Philips on Monday reported net losses of over 150 million euros in the first quarter of 2022 as the Dutch health technology firm battled a faulty respirator recall and supply chain problems.
The Amsterdam-based firm, which has sold off its domestic appliance arm to focus on medical equipment, said sales fell by 4 percent to 3.918 billion euros ($4.2 billion).
The first quarter losses were in stark contrast to the 40-million-euro profit the year before.
“We recorded better than expected sales… in very challenging circumstances,” Philips chief executive Frans van Houten said, maintaining a positive spin.
But there were “significant supply chain headwinds as well as the consequences of the Respironics field action,” Van Houten said.

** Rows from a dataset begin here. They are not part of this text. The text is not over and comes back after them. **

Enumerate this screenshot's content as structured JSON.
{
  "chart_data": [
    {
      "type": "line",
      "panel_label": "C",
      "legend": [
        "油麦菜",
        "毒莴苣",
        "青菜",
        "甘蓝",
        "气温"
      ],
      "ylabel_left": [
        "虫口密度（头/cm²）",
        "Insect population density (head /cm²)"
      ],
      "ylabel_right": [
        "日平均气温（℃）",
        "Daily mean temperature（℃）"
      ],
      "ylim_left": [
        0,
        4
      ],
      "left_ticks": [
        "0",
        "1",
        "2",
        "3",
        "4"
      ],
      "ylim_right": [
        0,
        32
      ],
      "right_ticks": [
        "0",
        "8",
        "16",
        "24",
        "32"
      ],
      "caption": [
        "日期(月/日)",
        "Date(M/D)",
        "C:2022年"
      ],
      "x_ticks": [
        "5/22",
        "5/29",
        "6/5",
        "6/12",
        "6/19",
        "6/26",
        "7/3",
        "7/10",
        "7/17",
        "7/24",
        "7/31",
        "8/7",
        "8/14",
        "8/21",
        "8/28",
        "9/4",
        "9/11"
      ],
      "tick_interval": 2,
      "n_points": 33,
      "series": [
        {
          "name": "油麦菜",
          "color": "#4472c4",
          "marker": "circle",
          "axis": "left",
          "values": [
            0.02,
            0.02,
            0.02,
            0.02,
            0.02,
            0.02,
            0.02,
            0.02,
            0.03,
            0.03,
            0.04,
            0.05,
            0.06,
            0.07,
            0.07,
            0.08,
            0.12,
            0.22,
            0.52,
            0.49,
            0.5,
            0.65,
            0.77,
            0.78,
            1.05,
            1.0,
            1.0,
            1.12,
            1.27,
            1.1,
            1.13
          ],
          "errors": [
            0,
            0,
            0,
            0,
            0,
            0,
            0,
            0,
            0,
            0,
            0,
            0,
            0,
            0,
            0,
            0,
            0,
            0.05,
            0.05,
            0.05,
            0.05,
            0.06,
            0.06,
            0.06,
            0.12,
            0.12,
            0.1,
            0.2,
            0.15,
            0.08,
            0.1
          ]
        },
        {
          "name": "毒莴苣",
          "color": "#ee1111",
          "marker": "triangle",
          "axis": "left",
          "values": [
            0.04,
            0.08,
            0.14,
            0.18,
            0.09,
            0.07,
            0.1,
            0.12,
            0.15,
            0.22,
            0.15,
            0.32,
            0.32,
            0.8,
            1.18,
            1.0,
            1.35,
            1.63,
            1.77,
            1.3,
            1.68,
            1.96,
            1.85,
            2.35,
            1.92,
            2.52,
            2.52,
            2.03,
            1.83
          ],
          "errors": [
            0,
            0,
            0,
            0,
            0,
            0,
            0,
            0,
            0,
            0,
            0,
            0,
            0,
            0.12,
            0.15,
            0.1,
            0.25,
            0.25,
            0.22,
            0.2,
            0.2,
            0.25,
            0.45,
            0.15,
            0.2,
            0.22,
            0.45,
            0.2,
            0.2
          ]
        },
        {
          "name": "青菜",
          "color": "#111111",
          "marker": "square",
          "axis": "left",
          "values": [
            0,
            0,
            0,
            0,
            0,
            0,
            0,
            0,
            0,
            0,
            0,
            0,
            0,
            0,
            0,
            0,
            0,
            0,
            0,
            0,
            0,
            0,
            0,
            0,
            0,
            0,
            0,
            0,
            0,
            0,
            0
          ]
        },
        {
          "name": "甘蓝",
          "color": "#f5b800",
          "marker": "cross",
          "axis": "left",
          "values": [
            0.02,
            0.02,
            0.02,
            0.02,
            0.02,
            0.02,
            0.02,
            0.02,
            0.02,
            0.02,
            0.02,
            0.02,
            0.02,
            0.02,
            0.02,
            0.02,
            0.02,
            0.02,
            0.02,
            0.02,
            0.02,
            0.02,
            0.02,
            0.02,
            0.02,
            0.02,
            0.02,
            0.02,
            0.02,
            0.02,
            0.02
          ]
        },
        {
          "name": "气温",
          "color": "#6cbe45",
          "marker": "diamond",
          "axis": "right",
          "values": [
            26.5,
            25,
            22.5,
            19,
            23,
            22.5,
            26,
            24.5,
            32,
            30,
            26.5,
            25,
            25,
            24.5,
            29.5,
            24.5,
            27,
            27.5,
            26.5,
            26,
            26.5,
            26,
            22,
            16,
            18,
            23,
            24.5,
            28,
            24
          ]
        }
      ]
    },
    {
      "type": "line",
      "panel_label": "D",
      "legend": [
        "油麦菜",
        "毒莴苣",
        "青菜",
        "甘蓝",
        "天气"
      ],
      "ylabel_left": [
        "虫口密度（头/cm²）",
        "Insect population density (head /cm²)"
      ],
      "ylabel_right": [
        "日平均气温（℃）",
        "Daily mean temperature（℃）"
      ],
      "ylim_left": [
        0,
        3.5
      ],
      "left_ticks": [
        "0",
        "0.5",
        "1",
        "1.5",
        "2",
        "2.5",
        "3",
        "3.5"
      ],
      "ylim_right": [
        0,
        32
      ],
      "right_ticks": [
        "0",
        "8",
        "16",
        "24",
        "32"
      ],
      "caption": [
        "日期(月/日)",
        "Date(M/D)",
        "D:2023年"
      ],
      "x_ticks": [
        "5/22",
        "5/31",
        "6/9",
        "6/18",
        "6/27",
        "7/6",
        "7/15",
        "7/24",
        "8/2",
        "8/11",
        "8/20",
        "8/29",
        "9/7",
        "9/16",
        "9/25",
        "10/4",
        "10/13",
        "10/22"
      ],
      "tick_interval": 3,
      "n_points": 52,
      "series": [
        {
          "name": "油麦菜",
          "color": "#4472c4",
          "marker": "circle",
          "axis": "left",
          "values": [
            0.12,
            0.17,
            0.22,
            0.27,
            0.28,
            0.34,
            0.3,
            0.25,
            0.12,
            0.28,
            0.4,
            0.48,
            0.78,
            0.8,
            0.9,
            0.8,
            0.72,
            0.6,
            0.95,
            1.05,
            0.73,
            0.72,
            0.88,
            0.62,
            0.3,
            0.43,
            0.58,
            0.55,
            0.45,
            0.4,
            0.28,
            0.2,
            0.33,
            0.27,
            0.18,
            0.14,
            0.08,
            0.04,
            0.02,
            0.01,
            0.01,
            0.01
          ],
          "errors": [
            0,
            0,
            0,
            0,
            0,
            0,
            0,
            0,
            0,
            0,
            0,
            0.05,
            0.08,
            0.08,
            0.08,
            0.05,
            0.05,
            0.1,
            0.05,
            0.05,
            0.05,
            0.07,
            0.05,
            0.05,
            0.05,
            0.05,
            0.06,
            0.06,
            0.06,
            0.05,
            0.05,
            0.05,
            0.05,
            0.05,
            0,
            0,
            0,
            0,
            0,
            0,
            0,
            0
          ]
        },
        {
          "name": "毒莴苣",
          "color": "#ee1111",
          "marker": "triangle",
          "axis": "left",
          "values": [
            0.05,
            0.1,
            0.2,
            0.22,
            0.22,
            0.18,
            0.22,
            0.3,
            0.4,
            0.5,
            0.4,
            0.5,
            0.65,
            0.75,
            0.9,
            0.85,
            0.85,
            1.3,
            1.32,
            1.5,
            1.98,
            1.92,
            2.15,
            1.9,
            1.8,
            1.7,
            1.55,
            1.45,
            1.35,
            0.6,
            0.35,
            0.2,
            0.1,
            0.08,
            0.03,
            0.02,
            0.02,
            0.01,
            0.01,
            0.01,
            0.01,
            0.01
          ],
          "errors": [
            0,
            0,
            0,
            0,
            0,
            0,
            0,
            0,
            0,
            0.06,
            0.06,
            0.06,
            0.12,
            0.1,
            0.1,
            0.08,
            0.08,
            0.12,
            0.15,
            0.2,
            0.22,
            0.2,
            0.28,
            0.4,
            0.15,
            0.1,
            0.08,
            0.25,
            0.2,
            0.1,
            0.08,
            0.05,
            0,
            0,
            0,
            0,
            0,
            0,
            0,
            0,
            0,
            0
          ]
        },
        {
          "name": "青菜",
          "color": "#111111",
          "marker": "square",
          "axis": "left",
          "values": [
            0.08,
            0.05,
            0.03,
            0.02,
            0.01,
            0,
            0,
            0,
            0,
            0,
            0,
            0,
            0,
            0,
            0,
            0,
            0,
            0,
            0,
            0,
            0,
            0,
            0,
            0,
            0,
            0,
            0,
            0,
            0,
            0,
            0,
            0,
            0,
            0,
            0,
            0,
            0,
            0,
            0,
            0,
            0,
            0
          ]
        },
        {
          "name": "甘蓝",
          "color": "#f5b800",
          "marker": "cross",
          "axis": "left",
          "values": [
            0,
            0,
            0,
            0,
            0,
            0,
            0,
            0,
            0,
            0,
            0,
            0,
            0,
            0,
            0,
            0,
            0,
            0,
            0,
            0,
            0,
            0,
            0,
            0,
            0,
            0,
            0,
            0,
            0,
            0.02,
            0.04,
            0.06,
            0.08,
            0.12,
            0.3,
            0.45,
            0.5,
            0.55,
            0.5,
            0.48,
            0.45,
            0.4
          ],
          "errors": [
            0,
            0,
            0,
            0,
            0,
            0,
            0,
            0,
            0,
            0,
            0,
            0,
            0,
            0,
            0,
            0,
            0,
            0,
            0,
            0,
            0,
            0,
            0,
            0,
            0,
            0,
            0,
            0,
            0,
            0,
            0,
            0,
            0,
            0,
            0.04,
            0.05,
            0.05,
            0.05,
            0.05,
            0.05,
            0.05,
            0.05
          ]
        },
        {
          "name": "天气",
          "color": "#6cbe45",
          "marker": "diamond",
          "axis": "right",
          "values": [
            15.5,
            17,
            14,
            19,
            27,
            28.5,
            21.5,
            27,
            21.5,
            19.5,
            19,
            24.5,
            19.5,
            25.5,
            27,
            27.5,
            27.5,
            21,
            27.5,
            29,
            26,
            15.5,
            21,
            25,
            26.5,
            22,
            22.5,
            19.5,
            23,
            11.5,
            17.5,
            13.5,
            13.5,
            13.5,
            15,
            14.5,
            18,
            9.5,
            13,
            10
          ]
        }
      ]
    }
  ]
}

Philips set aside a further 165 million euros to recall faulty respiratory equipment that puts users at risk of inhaling toxic foam.
The company previously reserved 725 million euros to fix the problem.
Philips said it was replacing and repairing devices “as fast as possible and are continuing to update patients and customers about the progress of the program”.
The devices are mainly for use in the home for patients with problems such as sleep apnoea, a disorder in which breathing stops and starts.
Philips recalled them in June last year after announcing that users were at risk of inhaling or swallowing pieces of degraded sound-dampening foam.
“We are committed to supporting the community of patients who rely on our sleep and respiratory care solutions for their health and quality of life, and the physicians and customers who are dedicated to meeting patient needs,” Van Houten said.
Philips and a number of its subsidiaries however were subpoenaed earlier this month by the US Justice Department “to provide information related to events leading to the Respironics recall” it said.
“The relevant subsidiaries are cooperating with the agency,” Van Houten said.
Philips’ share price plunged around 11 percent in early afternoon trade on the Amsterdam stock exchange’s AEX index to around 25 euros per share.